In fact, these findings (and the fact that clang does not use the fixed-size operands at all) have convinced me to just fix the signedness of the generic type.

1275

I don't know. I wanted to be fancy? Normally, I am also against the overuse of emplace_back...

labath added inline comments.Nov 9 2020, 5:53 AM
lldb/source/Expression/DWARFExpression.cpp
945

After more experimentation I realized this is a rabbit hole. The signedness of the "generic type" is defined on a per-operand basis, but per-operation:

If the type of the operands is the generic type, except as otherwise specified, the
arithmetic operations perform addressing arithmetic, that is, unsigned arithmetic
that is performed modulo one plus the largest representable address.

The only operation which explicitly uses signed arithmetic is division, but that's like one of the few operations where this distinction matters. Interestingly the modulo operation does _not_ use signed arithmetic.

Even more interestingly, GCC seems to get all of these nuances right -- it writes a smod b by a - (a sdiv b)*b, and uses multiplicative inverses or DW_OP_(GNU_)convert to produce unsigned division. I don't know what llvm does, as I have not been able to coax it to produce these kinds of expressions, but it seems it has a lot of work to do, both on producer and consumer sides.

For now, I'm just going back to the use-signedness-of-operand implementation, as that is what we've done before.

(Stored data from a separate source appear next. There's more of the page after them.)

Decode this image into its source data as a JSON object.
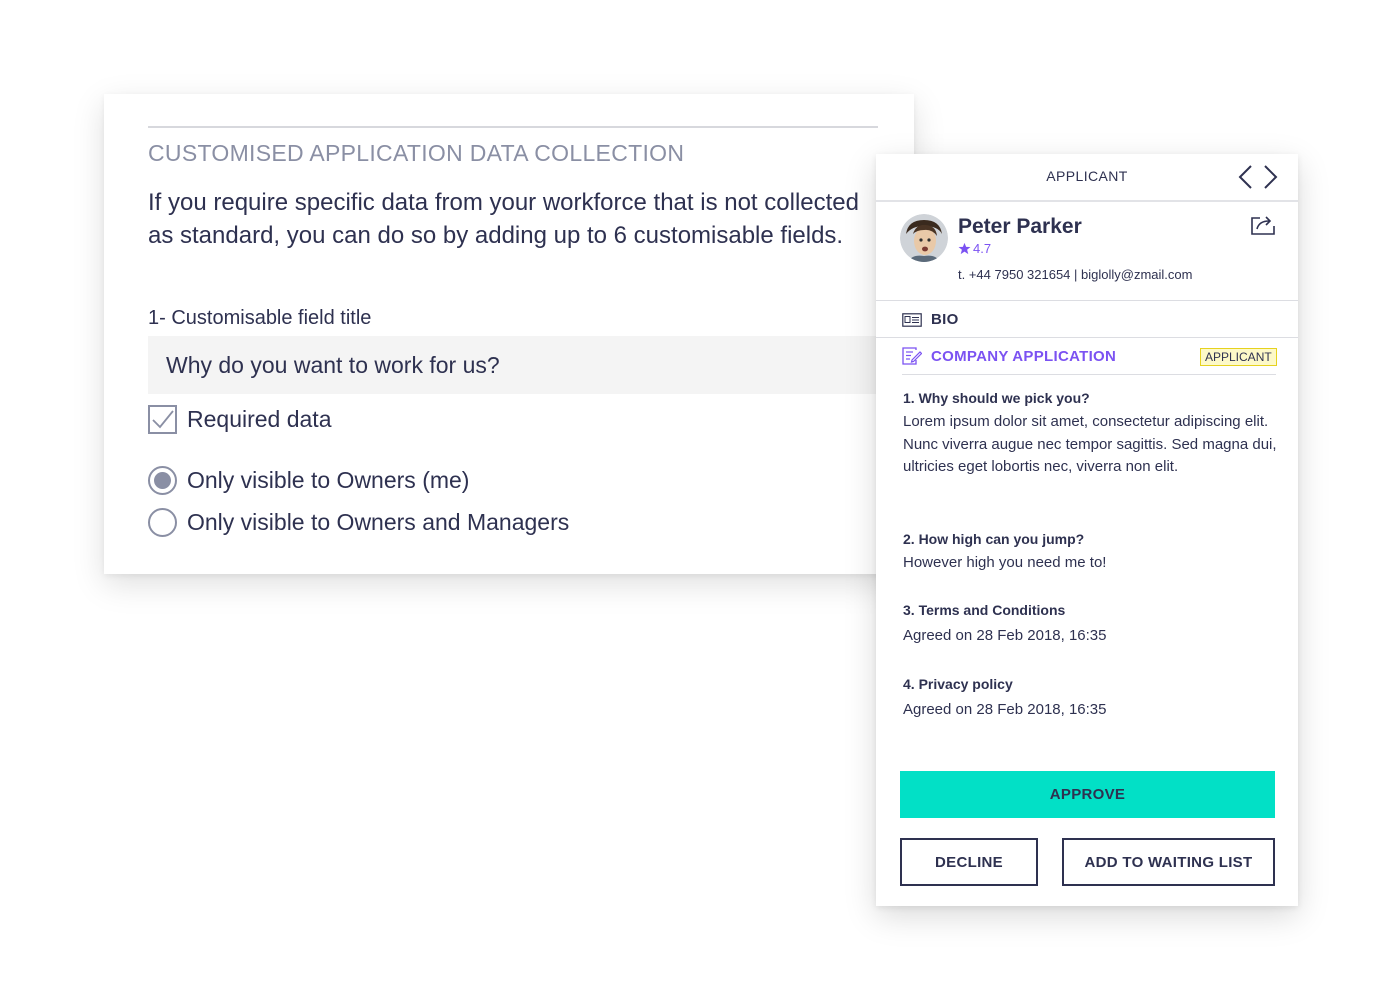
{
  "settings_card": {
    "heading": "CUSTOMISED APPLICATION DATA COLLECTION",
    "intro": "If you require specific data from your workforce that is not collected as standard, you can do so by adding up to 6 customisable fields.",
    "field_label": "1- Customisable field title",
    "field_value": "Why do you want to work for us?",
    "required_checkbox": {
      "label": "Required data",
      "checked": true
    },
    "visibility_options": [
      {
        "label": "Only visible to Owners (me)",
        "selected": true
      },
      {
        "label": "Only visible to Owners and Managers",
        "selected": false
      }
    ]
  },
  "applicant_panel": {
    "title": "APPLICANT",
    "prev_icon": "chevron-left-icon",
    "next_icon": "chevron-right-icon",
    "name": "Peter Parker",
    "rating": "4.7",
    "contact": "t. +44 7950 321654 | biglolly@zmail.com",
    "bio_label": "BIO",
    "company_label": "COMPANY APPLICATION",
    "status_badge": "APPLICANT",
    "questions": [
      {
        "question": "1. Why should we pick you?",
        "answer": "Lorem ipsum dolor sit amet, consectetur adipiscing elit. Nunc viverra augue nec tempor sagittis. Sed magna dui, ultricies eget lobortis nec, viverra non elit."
      },
      {
        "question": "2. How high can you jump?",
        "answer": "However high you need me to!"
      },
      {
        "question": "3. Terms and Conditions",
        "answer": "Agreed on 28 Feb 2018, 16:35"
      },
      {
        "question": "4. Privacy policy",
        "answer": "Agreed on 28 Feb 2018, 16:35"
      }
    ],
    "approve_label": "APPROVE",
    "decline_label": "DECLINE",
    "waiting_label": "ADD TO WAITING LIST"
  },
  "colors": {
    "text": "#2e3150",
    "muted": "#8a8fa4",
    "accent_purple": "#7b52f2",
    "approve_teal": "#02e0c6",
    "badge_yellow": "#fdf9c8"
  }
}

JDevlieghere accepted this revision.Nov 9 2020, 2:09 PM

LGTM. It fixes the issue at hand and gets us closer to conforming to the standard.

lldb/source/Expression/DWARFExpression.cpp
948

Can't wait for C++20's templated lambdas ;-)

1275

TIL

This revision is now accepted and ready to land.Nov 9 2020, 2:09 PM
dblaikie accepted this revision.Nov 9 2020, 7:11 PM

Sounds good

This revision was landed with ongoing or failed builds.Nov 10 2020, 7:10 AM
This revision was automatically updated to reflect the committed changes.